Biasalah. Media hampir selalu awam, tahu sekilas-sekilas, kurang atau tidak valid, dan tidak terlihat merasa perlu untuk melakukan recheck atau verifikasi.

Yok masih “sugeng” sampai hari ini. Alam pikirannya sangat dipengaruhi oleh khasanah spiritualitas kebatinan yang berasal dari tradisi kebudayaan. Dan itu membuatnya sering konslet dengan Nomo Kakaknya yang agak lebih santri.

Ia merekam dan mengasihkan ke saya syair Al-Fatihah itu mungkin karena sebagai sahabat, ia ingin saya tahu lebih tepat apa agamanya.

Lagu syair Al-Fatihahnya Yok itu, sebagaimana tradisi budaya keluarga Pak Koeswoyo, sangat sederhana, mudah dan langsung nempel di perasaan. Tidak pretensius atau “berpamrih” untuk bercanggih-canggih secara estetika. Aspirasi penciptaan lagu maupun aransemennya juga tidak artifisial, tidak “rendah diri”, kondisi psikologis yang membuat lagunya dihebat-hebatkan, sebagaimana banyak kecenderungan lagu-lagu lainnya.

Terhadap karya Yok itu saya memperoleh perasaan khusus yang mendalam. Di samping rasa terharu dan bersyukur karena Yok bermaksud menyapa dan menyatakan bahwa saya adalah saudaranya seiman. Juga saya menemukan nuansa khusus tatkala suara Yok melantunkan “Yang Maha Pengasih, lagi Maha Penyayang”.

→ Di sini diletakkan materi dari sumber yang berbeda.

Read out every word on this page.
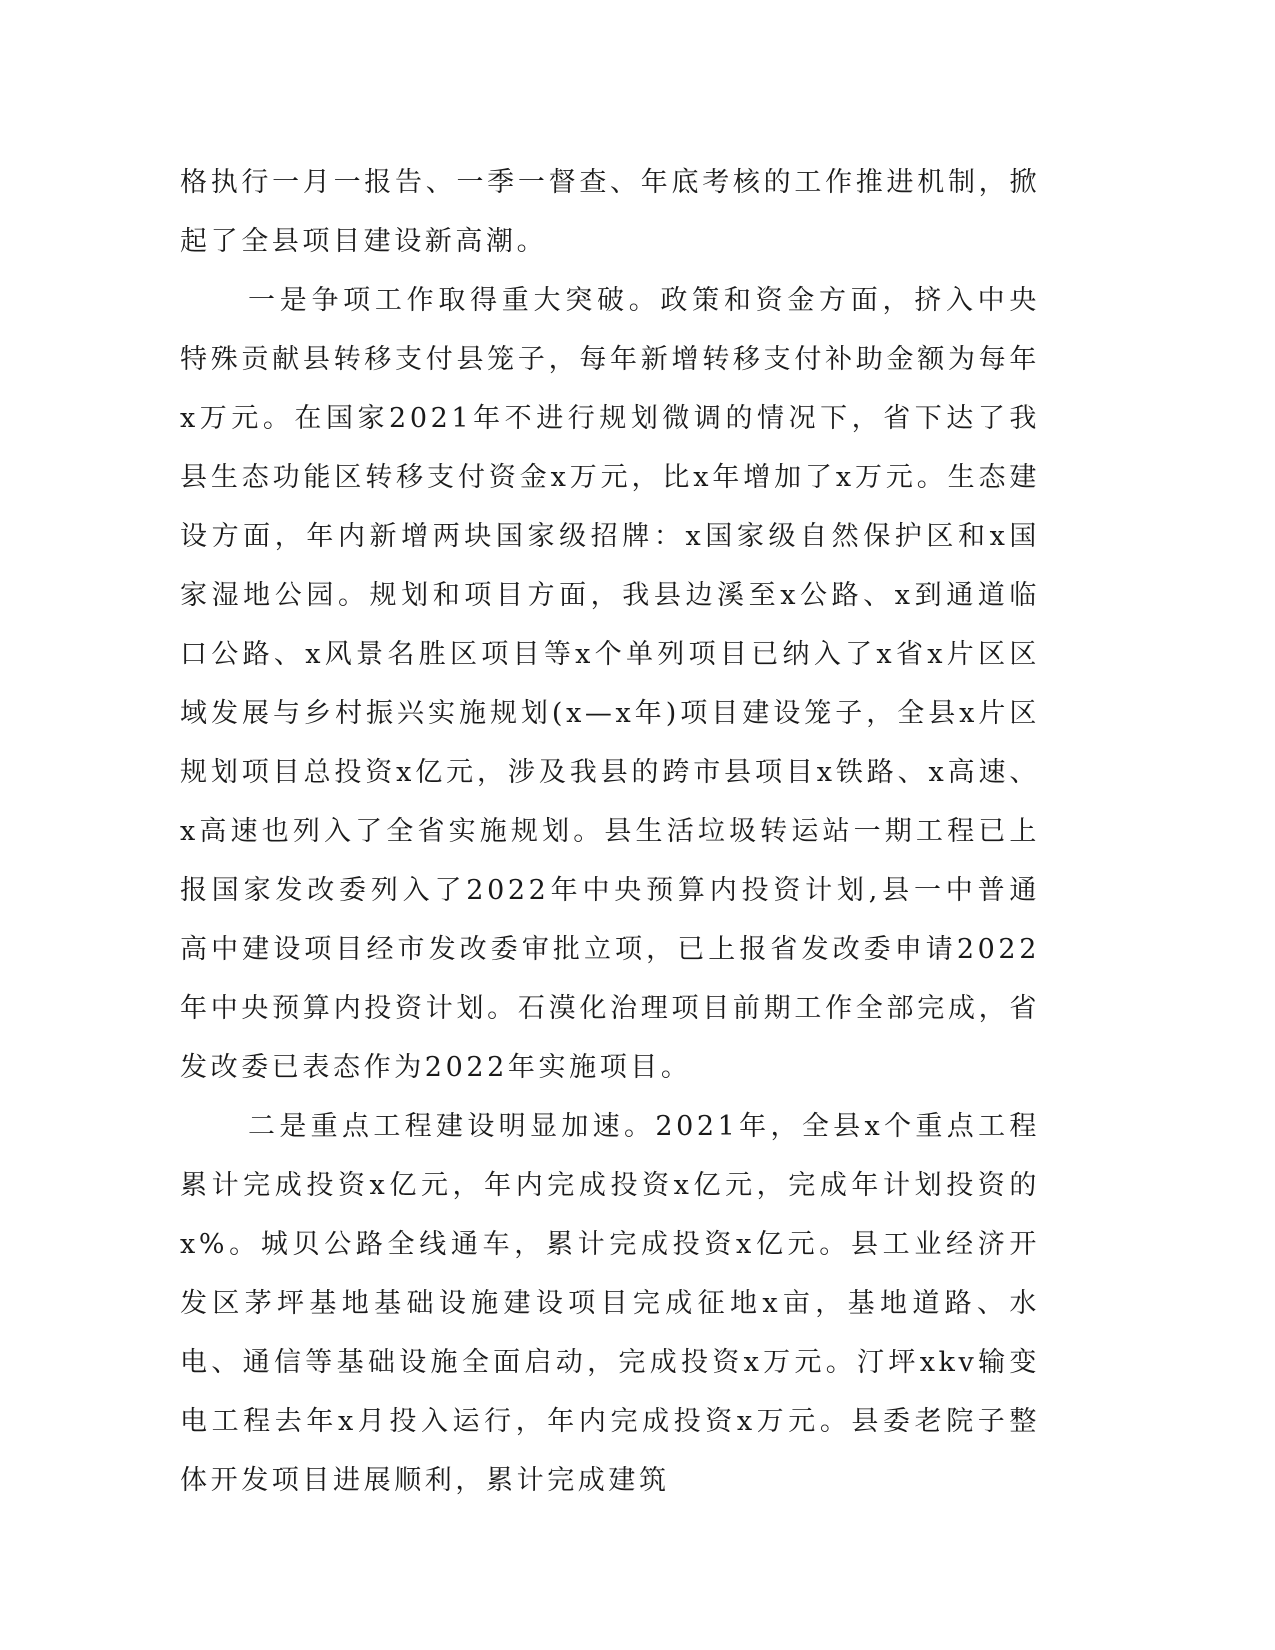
格执行一月一报告、一季一督查、年底考核的工作推进机制，掀起了全县项目建设新高潮。

一是争项工作取得重大突破。政策和资金方面，挤入中央特殊贡献县转移支付县笼子，每年新增转移支付补助金额为每年x万元。在国家2021年不进行规划微调的情况下，省下达了我县生态功能区转移支付资金x万元，比x年增加了x万元。生态建设方面，年内新增两块国家级招牌：x国家级自然保护区和x国家湿地公园。规划和项目方面，我县边溪至x公路、x到通道临口公路、x风景名胜区项目等x个单列项目已纳入了x省x片区区域发展与乡村振兴实施规划(x—x年)项目建设笼子，全县x片区规划项目总投资x亿元，涉及我县的跨市县项目x铁路、x高速、x高速也列入了全省实施规划。县生活垃圾转运站一期工程已上报国家发改委列入了2022年中央预算内投资计划,县一中普通高中建设项目经市发改委审批立项，已上报省发改委申请2022年中央预算内投资计划。石漠化治理项目前期工作全部完成，省发改委已表态作为2022年实施项目。

二是重点工程建设明显加速。2021年，全县x个重点工程累计完成投资x亿元，年内完成投资x亿元，完成年计划投资的x%。城贝公路全线通车，累计完成投资x亿元。县工业经济开发区茅坪基地基础设施建设项目完成征地x亩，基地道路、水电、通信等基础设施全面启动，完成投资x万元。汀坪xkv输变电工程去年x月投入运行，年内完成投资x万元。县委老院子整体开发项目进展顺利，累计完成建筑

Al-Fatihah rasanya hadir secara berbeda, menghadirkan keakraban batin tersendiri serta mendorong pengembaraan akal.

Surat pembuka Qur`an itu diawali dengan “Bismillahirrahmanirrahim”. Dengan Rahmandan Rahim sebagai pusat kosmos nilainya.

Rahman Rahim adalah icon utama dari semua sifat-sifat Allah. Mungkin juga bisa dipahami bahwa sifat Maha Pengasih dan Maha Penyayang adalah ruang besar Asmaul Husna. Spektrum makro, terluas dan teragung yang seolah-olah memuat sifat-sifat Allah lainnya, yang berjumlah mungkin 99 mungkin 146, mungkin lebih, bergantung pada cara pandang yang dipakai.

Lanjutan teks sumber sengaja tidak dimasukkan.